Дед Захар лежал на горячей печи и томился. Отвык он летом в избе париться.
Без малого двадцать лет, как ушел он в бакенщики.
В бакенщиках хорошо, сам хозяин. Зажег фонари вовремя и занимайся, чем тебе нужно: хочешь, сеть вяжи, хочешь, рыбу добывай — твоя воля.
Свое дело нехитрое, хотя временами и нелегкое — бывает, в осеннюю непогодь три, а то и четыре раза в ночь зальет фонарь на бакене, — Захар Шепелев исполнял точно. Службой он дорожил (где еще найдешь такую должность?), у начальства был на хорошем счету. Премии не раз получал, и на дне его окованного широкими жестяными полосами сундучка хранился номер «Водника Лены» с портретом лучшего бакенщика бассейна Захара Шепелева.
Хозяйства никакого у старика не было. Огорода не сажал, скотины не держал, ежели не считать мохнатого короткоухого кобеля, который находился при Захаре безотлучно и жил летом в сторожке, зимой в избе вместе с хозяином. Хлеб, крупу, сахар, консервы завозил проходивший раз в две недели катер линейного участка, а молоко и овощи приносили колхозники в обмен на рыбу, которой всегда у деда было вдоволь.
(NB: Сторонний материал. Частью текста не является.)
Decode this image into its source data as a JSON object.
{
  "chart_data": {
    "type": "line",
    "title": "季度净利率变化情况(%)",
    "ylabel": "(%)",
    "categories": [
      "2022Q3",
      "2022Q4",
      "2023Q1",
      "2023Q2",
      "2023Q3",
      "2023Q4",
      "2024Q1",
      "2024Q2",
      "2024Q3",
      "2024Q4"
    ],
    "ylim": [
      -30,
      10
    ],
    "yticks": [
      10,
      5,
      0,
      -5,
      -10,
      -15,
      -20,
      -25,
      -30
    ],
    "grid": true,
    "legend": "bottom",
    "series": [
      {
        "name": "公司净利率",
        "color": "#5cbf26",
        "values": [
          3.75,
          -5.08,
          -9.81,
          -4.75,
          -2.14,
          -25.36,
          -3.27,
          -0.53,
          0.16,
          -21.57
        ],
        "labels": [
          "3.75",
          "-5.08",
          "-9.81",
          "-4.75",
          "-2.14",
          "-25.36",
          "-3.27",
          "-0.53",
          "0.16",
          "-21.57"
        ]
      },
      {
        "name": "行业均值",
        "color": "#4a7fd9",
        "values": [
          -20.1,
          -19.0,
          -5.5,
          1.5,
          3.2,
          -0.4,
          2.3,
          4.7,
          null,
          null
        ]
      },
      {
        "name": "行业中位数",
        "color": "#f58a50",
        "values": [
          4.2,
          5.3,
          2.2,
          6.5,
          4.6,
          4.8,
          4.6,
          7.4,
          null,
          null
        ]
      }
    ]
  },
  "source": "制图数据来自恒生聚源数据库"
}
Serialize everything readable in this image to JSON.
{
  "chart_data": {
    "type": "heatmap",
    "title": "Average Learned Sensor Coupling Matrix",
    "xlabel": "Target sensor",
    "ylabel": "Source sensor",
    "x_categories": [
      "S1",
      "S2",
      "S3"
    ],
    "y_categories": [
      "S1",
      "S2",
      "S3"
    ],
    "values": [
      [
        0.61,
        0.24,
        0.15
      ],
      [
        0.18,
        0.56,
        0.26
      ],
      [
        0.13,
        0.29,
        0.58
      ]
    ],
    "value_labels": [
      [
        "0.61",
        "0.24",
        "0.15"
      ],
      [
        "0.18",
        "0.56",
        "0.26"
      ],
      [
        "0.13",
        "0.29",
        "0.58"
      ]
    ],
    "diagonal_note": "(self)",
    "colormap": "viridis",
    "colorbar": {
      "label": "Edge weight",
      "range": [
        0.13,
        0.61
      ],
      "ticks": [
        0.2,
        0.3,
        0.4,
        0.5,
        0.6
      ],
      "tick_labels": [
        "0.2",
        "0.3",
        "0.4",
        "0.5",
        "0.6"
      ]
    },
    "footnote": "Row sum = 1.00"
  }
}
Наверное, водились у деда и деньжонки: был он старик мастеровой — его сетями вся округа пользовалась, на его «ветках» вся деревня ездила. Расход у деда невелик, даже и спирт пил он редко, только по нездоровью, когда к непогоде заноют стариковские кости, одевался небогато: летом в длинную белую домотканую рубаху и домотканые же холщовые порты, зимой поверх этого надевал меховые штаны из оленьей кожи и заношенный армейский полушубок. На внука Егорку расход тоже невелик, парень рос скромный, работящий и на рыбную ловлю удачливый, так что, можно сказать, сам себя кормил.